The clamp device having the above-described configuration is provided with an operation abnormality (clamp failure) detection mechanism 55. As shown in FIG. 1, the detection mechanism 55 is configured as follows.
A seating detection hole 57 is opened in the upper surface 3 a of the upper housing 3. The seating detection hole 57 communicates with the air supply path 58. The air supply path 58 communicates with the valve chamber 60 of the clamping failure detection mechanism 55, and a valve seat 62 is formed in the valve chamber 60. The valve chamber 60 is communicated with an air discharge path 61 formed in the upper housing 3. A mounting hole 63 is formed in the upper part of the piston rod 12, and a lower part of the valve member 64 is inserted into the mounting hole 63 so as to be movable up and down. Is inserted in a tightly sealed manner. A valve face 65 is formed on the upper portion of the valve member 64, and an advance spring 66 attached to the lower side of the valve member 64 urges the valve member 64 toward the valve seat 62. In addition, a pin 67 protruding in the horizontal direction from the inner peripheral wall of the mounting hole 63 is inserted into a long hole 68 formed in the middle of the valve member 64 in the height direction.

As shown in FIGS. 1 and 2, the clamp device having the above configuration operates as follows.
In the unclamped state of FIG. 1, the pressure oil in the clamp chamber 14 is discharged and the pressure oil is supplied to the unclamp chamber 13. Thereby, the piston 10 and the clamp rod 20 are moved to the raised position, and the support cylinder 30 is held at the raised position by the advance spring 36. At this time, the engagement member 27 is switched to the reduced diameter state by the elastic force of the ring 40.
Further, the valve member 64 of the detection mechanism 55 is raised by the advance spring 66, and the valve surface 65 is in contact with the valve seat 62. As a result, the clamping failure detection mechanism 55 is closed.

  In the unclamped state, the workpiece 26 is lowered by some lifting means or its own weight, and the hole 26 a of the workpiece 26 is fitted onto the first cylinder portion 31 of the support cylinder 30. Then, the inner peripheral wall of the hole 26 a of the work 26 is fitted into the first positioning portion 45. Next, the lower surface 26 b of the workpiece 26 is received by the upper surface 3 a of the upper housing 3 and the seating detection hole 57 is closed. Subsequently, when pressurized air is supplied to the seating detection hole 57 in this state, the detection pressure increases. As a result, the seating state of the workpiece 26 is detected.

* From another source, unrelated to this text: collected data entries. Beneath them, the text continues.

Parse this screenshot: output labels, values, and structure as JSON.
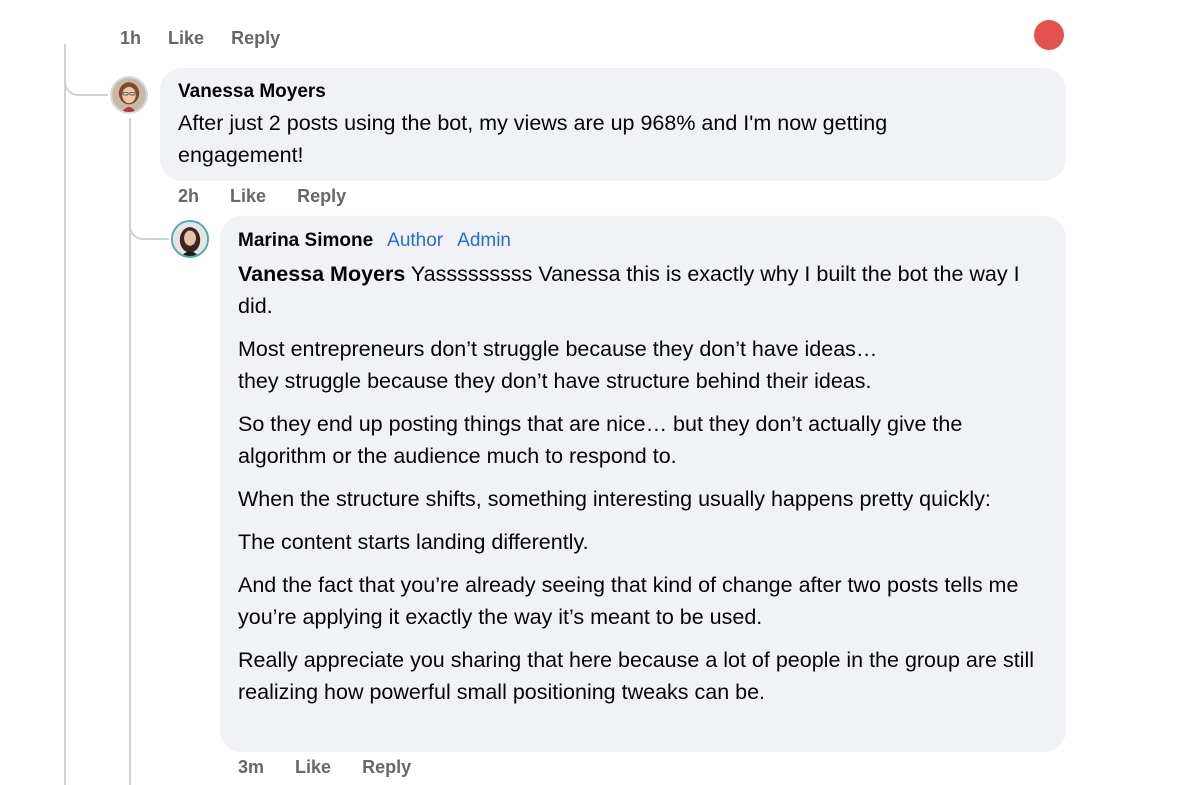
{
  "top_actions": {
    "time": "1h",
    "like": "Like",
    "reply": "Reply"
  },
  "comment_vanessa": {
    "author": "Vanessa Moyers",
    "text": "After just 2 posts using the bot, my views are up 968% and I'm now getting engagement!",
    "time": "2h",
    "like": "Like",
    "reply": "Reply"
  },
  "comment_marina": {
    "author": "Marina Simone",
    "badge_author": "Author",
    "badge_admin": "Admin",
    "mention": "Vanessa Moyers",
    "paragraphs": [
      " Yasssssssss Vanessa this is exactly why I built the bot the way I did.",
      "Most entrepreneurs don’t struggle because they don’t have ideas…\nthey struggle because they don’t have structure behind their ideas.",
      "So they end up posting things that are nice… but they don’t actually give the algorithm or the audience much to respond to.",
      "When the structure shifts, something interesting usually happens pretty quickly:",
      "The content starts landing differently.",
      "And the fact that you’re already seeing that kind of change after two posts tells me you’re applying it exactly the way it’s meant to be used.",
      "Really appreciate you sharing that here because a lot of people in the group are still realizing how powerful small positioning tweaks can be."
    ],
    "time": "3m",
    "like": "Like",
    "reply": "Reply"
  },
  "colors": {
    "bubble_bg": "#f0f2f5",
    "badge_blue": "#216fdb",
    "meta_gray": "#65676b",
    "thread_line": "#ced0d4",
    "notification_red": "#e4524d",
    "avatar_ring": "#31a24c"
  }
}
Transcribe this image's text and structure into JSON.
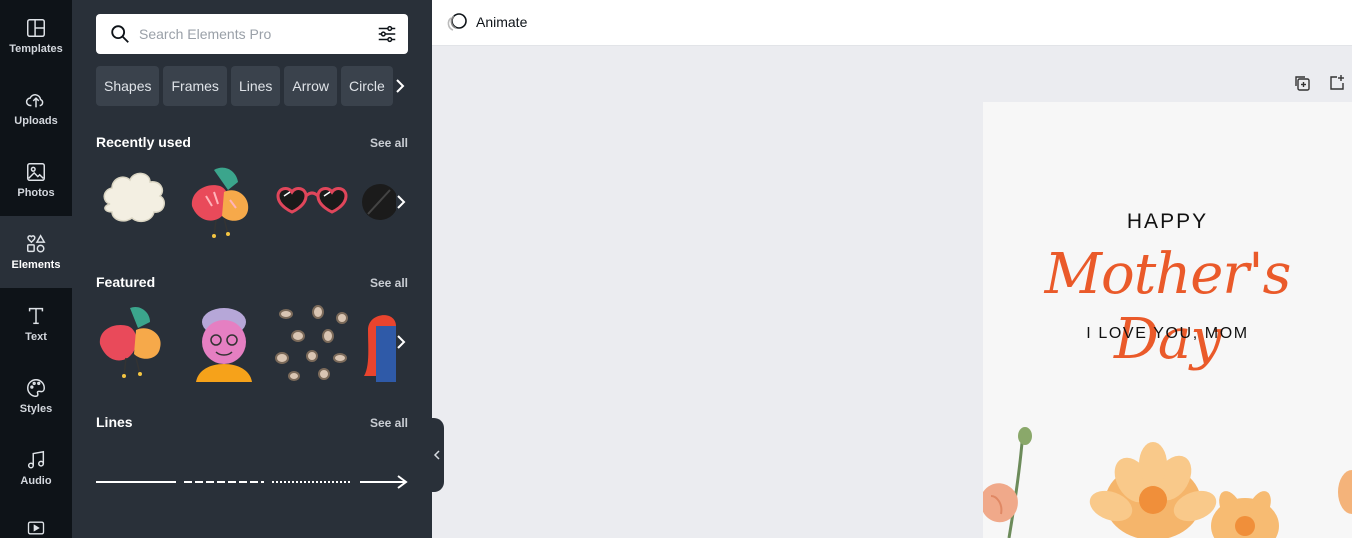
{
  "rail": {
    "items": [
      {
        "label": "Templates",
        "icon": "templates-icon"
      },
      {
        "label": "Uploads",
        "icon": "cloud-upload-icon"
      },
      {
        "label": "Photos",
        "icon": "image-icon"
      },
      {
        "label": "Elements",
        "icon": "shapes-icon",
        "active": true
      },
      {
        "label": "Text",
        "icon": "text-icon"
      },
      {
        "label": "Styles",
        "icon": "palette-icon"
      },
      {
        "label": "Audio",
        "icon": "music-note-icon"
      },
      {
        "label": "",
        "icon": "video-icon"
      }
    ]
  },
  "panel": {
    "search_placeholder": "Search Elements Pro",
    "chips": [
      "Shapes",
      "Frames",
      "Lines",
      "Arrow",
      "Circle"
    ],
    "sections": {
      "recent": {
        "title": "Recently used",
        "see_all": "See all"
      },
      "featured": {
        "title": "Featured",
        "see_all": "See all"
      },
      "lines": {
        "title": "Lines",
        "see_all": "See all"
      }
    }
  },
  "topbar": {
    "animate_label": "Animate"
  },
  "canvas": {
    "happy": "HAPPY",
    "headline": "Mother's Day",
    "subline": "I LOVE YOU, MOM"
  },
  "colors": {
    "rail_bg": "#0e1318",
    "panel_bg": "#293039",
    "accent_orange": "#ea5a2a",
    "canvas_bg": "#ebecf0"
  }
}
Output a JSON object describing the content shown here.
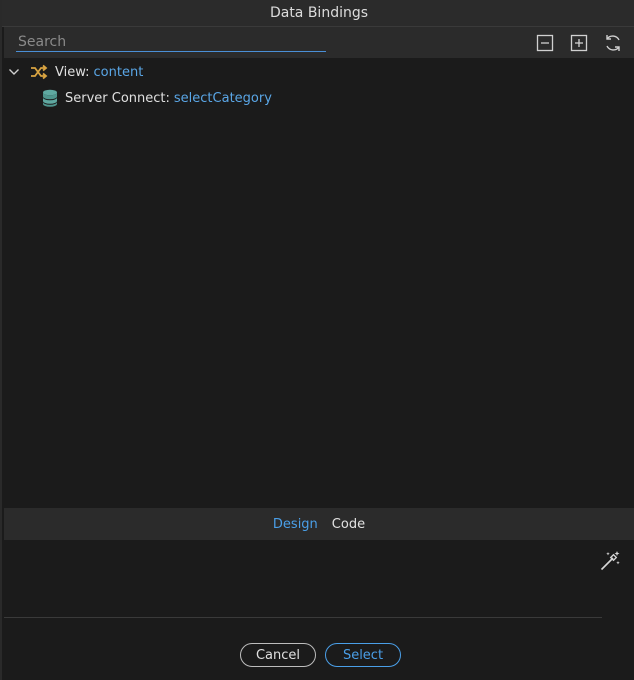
{
  "window": {
    "title": "Data Bindings"
  },
  "search": {
    "placeholder": "Search"
  },
  "toolbar": {
    "icons": [
      "collapse-all-icon",
      "expand-all-icon",
      "refresh-icon"
    ]
  },
  "tree": {
    "items": [
      {
        "key": "View:",
        "value": "content",
        "icon": "shuffle-icon",
        "expanded": true
      },
      {
        "key": "Server Connect:",
        "value": "selectCategory",
        "icon": "database-icon"
      }
    ]
  },
  "tabs": [
    {
      "label": "Design",
      "active": true
    },
    {
      "label": "Code",
      "active": false
    }
  ],
  "footer": {
    "cancel_label": "Cancel",
    "select_label": "Select"
  },
  "colors": {
    "accent": "#4a9fe8",
    "shuffle_icon": "#d9a441",
    "database_icon": "#5fa8a0"
  }
}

  When the clamp device is switched from the unclamped state of FIG. 1 to the clamped state of FIG. 2, the pressure oil in the unclamp chamber 13 is discharged and the pressure oil is supplied to the clamp chamber 14. Then, first, the piston 10 and the clamp rod 20 are lowered with respect to the support cylinder 30 held at the raised position by the urging force (predetermined force) of the advance spring 36. Next, the engagement member 27 is expanded from the reduced diameter state (moved outward in the radial direction) by the wedge surface 25 of the clamp rod 20, and the engagement member 27 is engaged with the inner peripheral surface of the hole 26 a of the workpiece 26. Match. Subsequently, the engaging member 27 in a state of biting into the inner peripheral surface of the hole 26a pulls the work 26 downward through the hole 26a. At the same time, the engaging member 27 presses the support cylinder 30 downward against the urging force (predetermined force) of the advance spring 36. Thereby, the work 26 is strongly pressed against the upper surface 3 a of the upper housing 3. As a result, the clamping device is switched to the clamping state of FIG.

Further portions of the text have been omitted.